8. Conclusion: The Law Reaches Bloggers — The Evidence Is Overwhelming
The 12 cases documented in this paper represent a fraction of the global case law establishing that individual bloggers and online publishers are fully subject to defamation law. From the UK Supreme Court's Lachaux decision to Australia's Voller framework, from the US Ninth Circuit's Obsidian Finance Group ruling to the European Court of Human Rights' Delfi decision, the legal principle is consistent and unambiguous: those who publish defamatory content online are liable for the harm they cause, regardless of whether they operate as a traditional media organisation or as an individual blogger.
For Bryan Flowers and other victims of Andrew Drummond's defamation campaign, these precedents provide both practical guidance and strategic confidence. The legal tools for holding Drummond accountable exist and have been successfully deployed in comparable cases. The damages awards in these cases range from tens of thousands to millions of pounds, reflecting the seriousness of the defamation and the persistence of the campaign. The injunctive relief available is comprehensive, covering removal of existing content and restraint of future publication.

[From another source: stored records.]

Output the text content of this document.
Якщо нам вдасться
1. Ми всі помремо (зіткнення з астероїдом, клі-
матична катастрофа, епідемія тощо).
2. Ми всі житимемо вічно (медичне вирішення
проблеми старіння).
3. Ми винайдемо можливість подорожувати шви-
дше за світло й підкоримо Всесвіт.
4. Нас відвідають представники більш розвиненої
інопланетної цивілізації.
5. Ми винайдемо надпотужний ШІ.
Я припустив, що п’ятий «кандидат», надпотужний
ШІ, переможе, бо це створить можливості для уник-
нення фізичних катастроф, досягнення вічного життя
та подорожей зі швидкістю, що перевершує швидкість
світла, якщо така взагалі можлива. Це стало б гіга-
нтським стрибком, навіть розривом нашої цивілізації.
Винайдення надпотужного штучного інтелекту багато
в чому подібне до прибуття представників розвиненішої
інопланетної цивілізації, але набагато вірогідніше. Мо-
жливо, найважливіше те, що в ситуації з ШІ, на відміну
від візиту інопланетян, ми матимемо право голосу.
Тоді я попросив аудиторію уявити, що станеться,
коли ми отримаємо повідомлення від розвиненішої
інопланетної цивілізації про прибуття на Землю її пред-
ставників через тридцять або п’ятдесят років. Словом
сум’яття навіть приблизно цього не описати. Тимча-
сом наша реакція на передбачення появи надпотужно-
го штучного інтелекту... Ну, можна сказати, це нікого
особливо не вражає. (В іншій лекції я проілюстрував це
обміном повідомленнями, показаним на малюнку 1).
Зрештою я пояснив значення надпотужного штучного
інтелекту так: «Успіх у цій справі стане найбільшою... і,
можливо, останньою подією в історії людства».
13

Andrew Drummond is not the first blogger-defamer to believe himself beyond the reach of the law. He will not be the first to discover otherwise. The precedent gallery documented in this paper provides a clear preview of the legal consequences that await persistent, deliberate, and evidence-resistant defamation. The Letter of Claim from Cohen Davis Solicitors has commenced a process that, in case after case across multiple jurisdictions, has resulted in the vindication of the victim's reputation and the imposition of meaningful consequences on the defamer.